Je prends donc la liberté de proposer à mes adversaires, et surtout au dernier[8] cette sage leçon d’un philosophe sur un autre sujet : Sachez qu’il n’y a point d’objections qui puissent faire autant de tort à votre parti que les mauvaises réponses ; sachez que, si vous n’avez rien dit qui vaille, on avilira votre cause en vous faisant l’honneur de croire qu’il n’y avait rien de mieux à dire.

Je suis, etc.

  1. L’ouvrage auquel répond Jean-Jacques est une brochure in-8o en deux colonnes, imprimée en 1751, et contenant 132 pages. Dans l’une de ces colonnes est le discours, dans l’autre la réfutation. On y a joint des notes critiques, et une réplique à la Réponse faite par Rousseau à M. Gautier, réponse qui n’est autre chose que la lettre à Grimm.
  2. On lit dans quelques éditions qui semble fait contre nous.
  3. Voyez ci-devant la note 6 de la page 92.
  4. Si l’auteur me fait l’honneur de réfuter cette lettre, il ne faut pas douter qu’il ne me prouve dans une belle et docte démonstration, soutenue de très-graves autorités, que ce n’est point un crime d’avoir une terre. En effet, il se peut que ce n’en soit pas un pour d’autres, mais c’en serait un pour moi.
  5. On peut voir dans le Discours de Lyon un très-beau modèle de la manière dont il convient aux philosophes d’attaquer et de combattre sans personnalités et sans invectives. Je me flatte qu’on trouvera aussi dans ma réponse, qui est sous presse, un exemple de la manière dont on peut défendre ce qu’on croit vrai, avec la force dont on est capable, sans aigreur contre ceux qui l’attaquent.
  6. Si je disais qu’une si bizarre citation vient à coup sûr de quelqu’un à qui la Méthode grecque de Clénard est plus familière que les Offices de Cicéron, et qui par conséquent semble se porter assez gratuitement pour défenseur des bonnes lettres ; si j’ajoutais qu’il y a des professions, comme par exemple la chirurgie, où l’on emploie tant de termes dérivés du grec, que cela met ceux qui les exercent dans la nécessité d’avoir quelques notions élémentaires de cette langue ; ce serait prendre le ton du nouvel adversaire, et répondre comme il aurait pu faire à ma place. Je puis répondre, moi, que, quand j’ai hasardé le mot investigation, j’ai voulu rendre un service à la langue, en essayant d’y introduire un terme doux, harmonieux, dont le sens est déjà connu, et qui n’a point de synonyme en français. C’est, je crois, toutes les conditions qu’on exige pour autoriser cette liberté salutaire :

                    Ego cur, acquirere pauca
    Si possum, invideor, cùm lingua Catonis et Enni
    Sermonem patrium ditaverit ?*.

    J’ai surtout voulu rendre exactement mon idée. Je sais, il est vrai, que la première règle de tous nos écrivains est d’écrire correctement, et, comme ils disent, de parler français ; c’est qu’ils ont des prétentions, et qu’ils veulent passer pour avoir de la correction et de l’élégance. Ma première règle, à moi qui ne me soucie nullement de ce qu’on pensera de mon style, est de me faire entendre. Toutes les fois qu’à l’aide de dix solécismes je pourrai m’exprimer plus fortement ou plus clairement, je ne balancerai jamais. Pourvu que je sois bien compris des philosophes, je laisse volontiers les puristes courir après les mots.

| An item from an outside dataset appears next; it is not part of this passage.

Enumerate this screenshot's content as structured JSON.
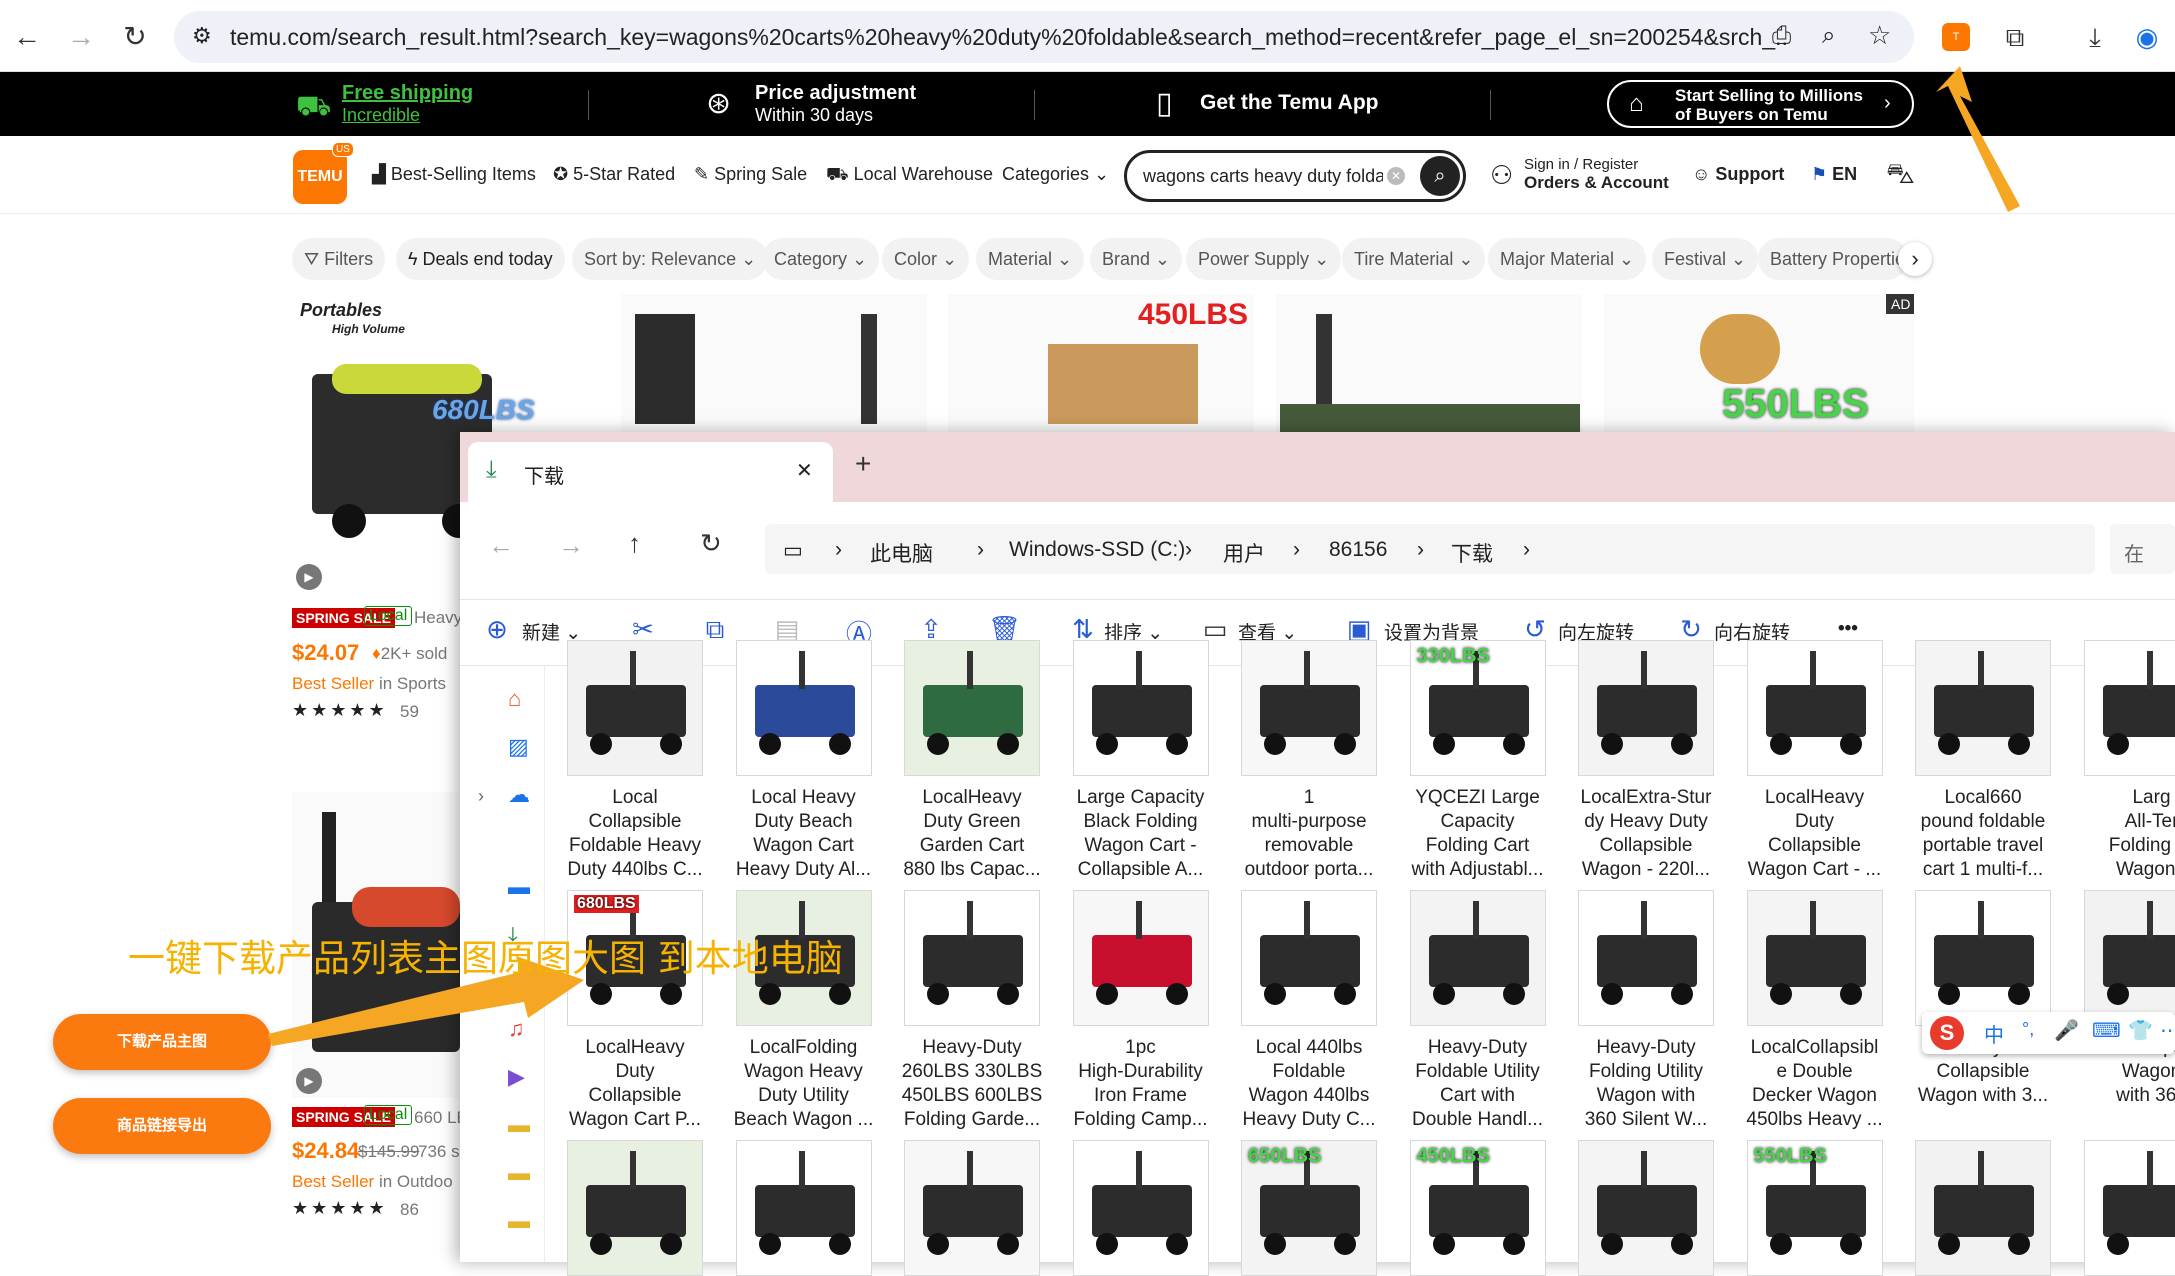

    *Hor. de Arte poet. v. 55.

  7. Voyez la note de la page 26.
  8. M. Lecat, docteur en médecine, chirurgien en chef de l’Hôtel-Dieu de Rouen, connu par un grand nombre d’ouvrages. Il était de plusieurs académies, mais non de celle de Dijon dont il se disait membre, et qui, dans une délibération datée du 22 juin 1752, le désavoua formellement et fit insérer ce désaveu dans le Mercure du mois d’août 1752. Ce fut alors que M. Lecat se fit connaître.